Endless mountains, shimmery snow fields, the brightest of starry night skies. When I started hiking and climbing I could hardly believe the places my two feet could carry me. Separated from my climbing partners by a rope, I pushed my way through the deep darkness of our PNW mountains and wondered, “How can I capture and understand these awe-inspiring places?”
I began bringing watercolors and paper with me on my mountain adventures. Small paper tucked into my pocket so I could jot down the way the landscape made me feel. I painted from summits, ridges and alpine lakes on lunch breaks or at camp. There is magic and peace in painting these wild places we are so drawn to... And you can find it, too, with the right supplies.

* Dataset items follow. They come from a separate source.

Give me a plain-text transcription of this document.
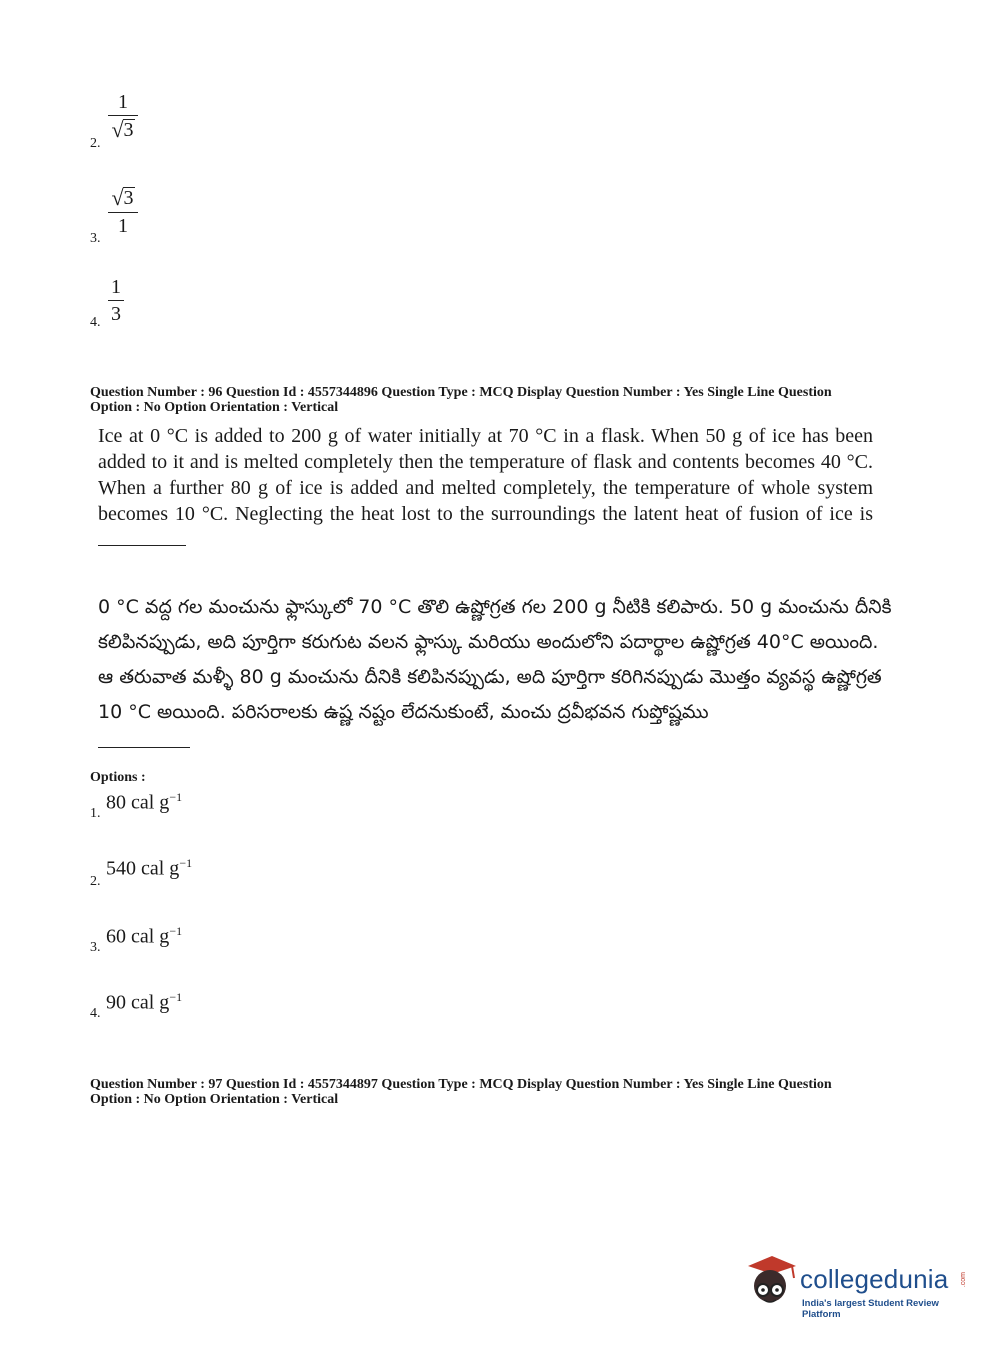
2.
1
√ 3
3.
√ 3
1
4.
1
3
Question Number : 96 Question Id : 4557344896 Question Type : MCQ Display Question Number : Yes Single Line Question
Option : No Option Orientation : Vertical
Ice at 0 °C is added to 200 g of water initially at 70 °C in a flask. When 50 g of ice has been added to it and is melted completely then the temperature of flask and contents becomes 40 °C. When a further 80 g of ice is added and melted completely, the temperature of whole system becomes 10 °C. Neglecting the heat lost to the surroundings the latent heat of fusion of ice is
0 °C వద్ద గల మంచును ఫ్లాస్కులో 70 °C తొలి ఉష్ణోగ్రత గల 200 g నీటికి కలిపారు. 50 g మంచును దీనికి కలిపినప్పుడు, అది పూర్తిగా కరుగుట వలన ఫ్లాస్కు మరియు అందులోని పదార్థాల ఉష్ణోగ్రత 40°C అయింది. ఆ తరువాత మళ్ళీ 80 g మంచును దీనికి కలిపినప్పుడు, అది పూర్తిగా కరిగినప్పుడు మొత్తం వ్యవస్థ ఉష్ణోగ్రత 10 °C అయింది. పరిసరాలకు ఉష్ణ నష్టం లేదనుకుంటే, మంచు ద్రవీభవన గుప్తోష్ణము
Options :
1. 80 cal $g^{-1}$
2.
540 cal $g^{-1}$
3. 60 cal $g^{-1}$
4. 90 cal $g^{-1}$
Question Number : 97 Question Id : 4557344897 Question Type : MCQ Display Question Number : Yes Single Line Question
Option : No Option Orientation : Vertical
collegedunia .com
India's largest Student Review Platform
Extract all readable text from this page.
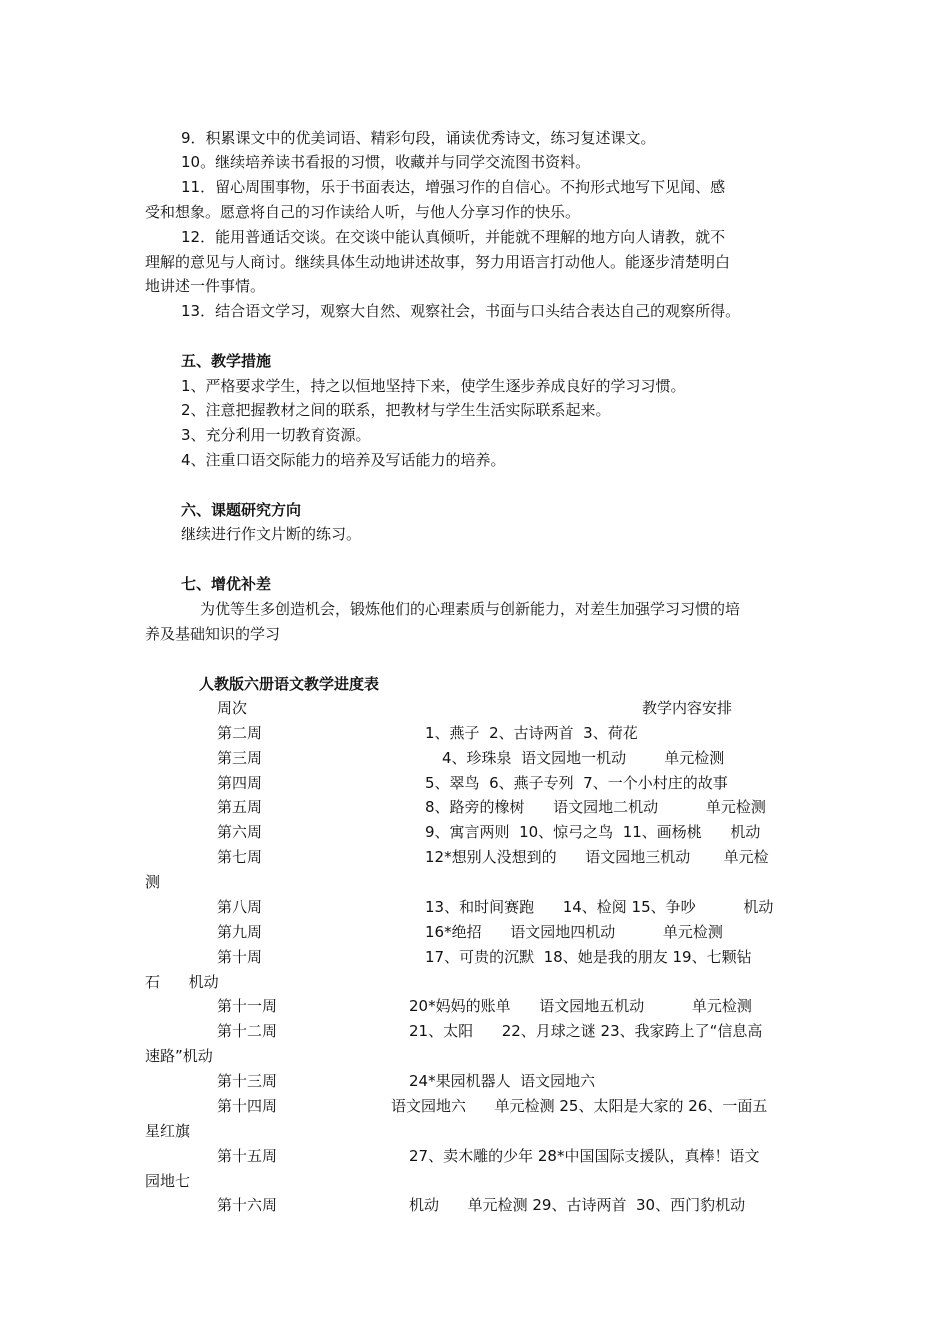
9．积累课文中的优美词语、精彩句段，诵读优秀诗文，练习复述课文。
10。继续培养读书看报的习惯，收藏并与同学交流图书资料。
11．留心周围事物，乐于书面表达，增强习作的自信心。不拘形式地写下见闻、感
受和想象。愿意将自己的习作读给人听，与他人分享习作的快乐。
12．能用普通话交谈。在交谈中能认真倾听，并能就不理解的地方向人请教，就不
理解的意见与人商讨。继续具体生动地讲述故事，努力用语言打动他人。能逐步清楚明白
地讲述一件事情。
13．结合语文学习，观察大自然、观察社会，书面与口头结合表达自己的观察所得。
五、教学措施
1、严格要求学生，持之以恒地坚持下来，使学生逐步养成良好的学习习惯。
2、注意把握教材之间的联系，把教材与学生生活实际联系起来。
3、充分利用一切教育资源。
4、注重口语交际能力的培养及写话能力的培养。
六、课题研究方向
继续进行作文片断的练习。
七、增优补差
为优等生多创造机会，锻炼他们的心理素质与创新能力，对差生加强学习习惯的培
养及基础知识的学习
人教版六册语文教学进度表
周次	教学内容安排
第二周	1、燕子  2、古诗两首  3、荷花
第三周	4、珍珠泉  语文园地一机动        单元检测
第四周	5、翠鸟  6、燕子专列  7、一个小村庄的故事
第五周	8、路旁的橡树      语文园地二机动          单元检测
第六周	9、寓言两则  10、惊弓之鸟  11、画杨桃      机动
第七周	12*想别人没想到的      语文园地三机动       单元检
测
第八周	13、和时间赛跑      14、检阅 15、争吵          机动
第九周	16*绝招      语文园地四机动          单元检测
第十周	17、可贵的沉默  18、她是我的朋友 19、七颗钻
石      机动
第十一周	20*妈妈的账单      语文园地五机动          单元检测
第十二周	21、太阳      22、月球之谜 23、我家跨上了“信息高
速路”机动
第十三周	24*果园机器人  语文园地六
第十四周	语文园地六      单元检测 25、太阳是大家的 26、一面五
星红旗
第十五周	27、卖木雕的少年 28*中国国际支援队，真棒！语文
园地七
第十六周	机动      单元检测 29、古诗两首  30、西门豹机动
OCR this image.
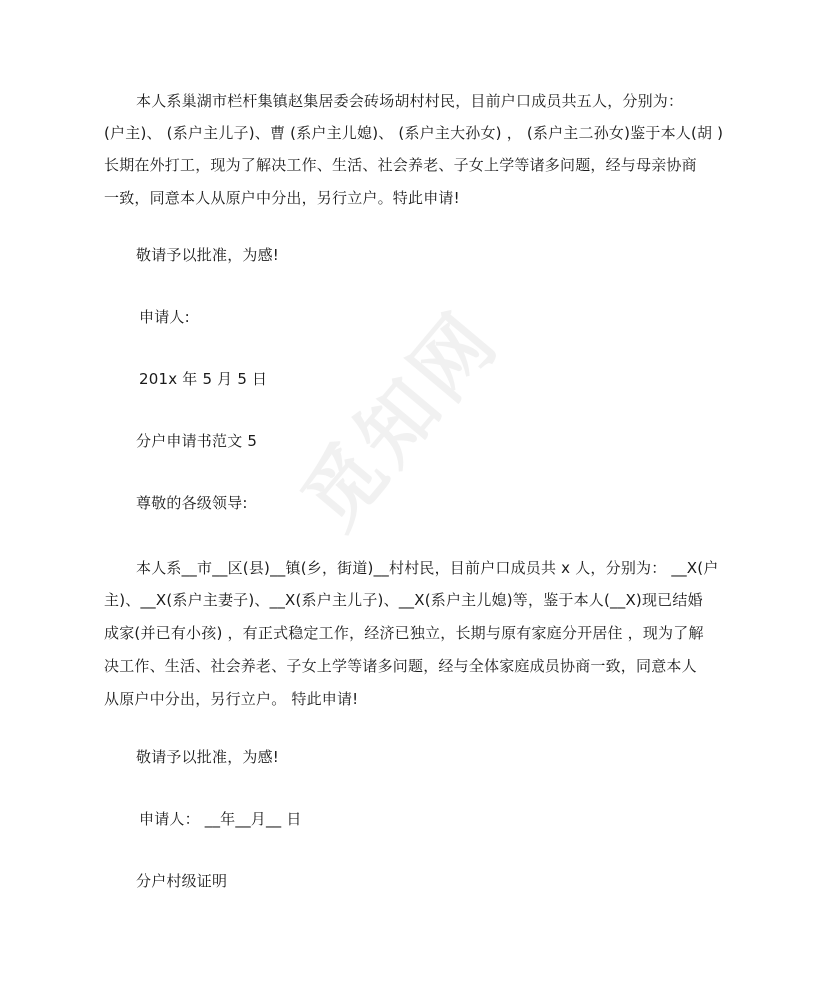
觅知网
本人系巢湖市栏杆集镇赵集居委会砖场胡村村民，目前户口成员共五人，分别为：
(户主)、 (系户主儿子)、曹 (系户主儿媳)、 (系户主大孙女) ， (系户主二孙女)鉴于本人(胡 )
长期在外打工，现为了解决工作、生活、社会养老、子女上学等诸多问题，经与母亲协商
一致，同意本人从原户中分出，另行立户。特此申请!
敬请予以批准，为感!
申请人:
201x 年 5 月 5 日
分户申请书范文 5
尊敬的各级领导:
本人系__市__区(县)__镇(乡，街道)__村村民，目前户口成员共 x 人，分别为： __X(户
主)、__X(系户主妻子)、__X(系户主儿子)、__X(系户主儿媳)等，鉴于本人(__X)现已结婚
成家(并已有小孩) ，有正式稳定工作，经济已独立，长期与原有家庭分开居住 ，现为了解
决工作、生活、社会养老、子女上学等诸多问题，经与全体家庭成员协商一致，同意本人
从原户中分出，另行立户。 特此申请!
敬请予以批准，为感!
申请人： __年__月__ 日
分户村级证明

Here are my four top tips for aspiring artists to get started watercolor painting outdoors.
1. Make Lots of Mistakes
Don’t worry too much about making something perfect. I find that the best paintings come from trying new things and making mistakes. When I paint outside I try to embrace the chaos that comes from painting in the wind or with cold hands. Happy accidents, right?
2. Keep it Fun
Find a balance between enjoying the place you are in and painting it. Sometimes it’s more important to lay on a warm rock and take in the view. Other times you only have a few precious minutes to pull out your supplies and paint the mountainscape. Think about capturing the energy of the place rather than drawing exactly what it looks like. If you're worried about accuracy, you can take a photo of your landscape to finish your painting later at home.
Finding supplies can be as easy as the pens in your kitchen drawer and a bit of printer paper. Try to keep it simple as you figure out what works for you.
If you want to dive right into watercolor and ink, here are some of my favorite supplies:
- A sketchbook or a scrap of watercolor paper.
- Watercolor Field Palette, which features watercolors as dried and hard in a compact pan to make for an easy and quick cleanup.
- A water brush, which self-cleans and maintains its own water supply, is a great addition to follow Leave No Trace principles.
- A few tissues to blot your painting and dry your paintbrush.
- A pencil with an eraser.
- A waterproof pen like a mircon or brush pen (the tombow brush pen is my favorite!).
4. Don’t Give Up
Painting can be challenging, especially if you are new to it. Painting outside adds an extra challenge (wind, cold, sun, mosquitos). Don’t give up if it’s hard or if it doesn’t work out the first time. Keep trying!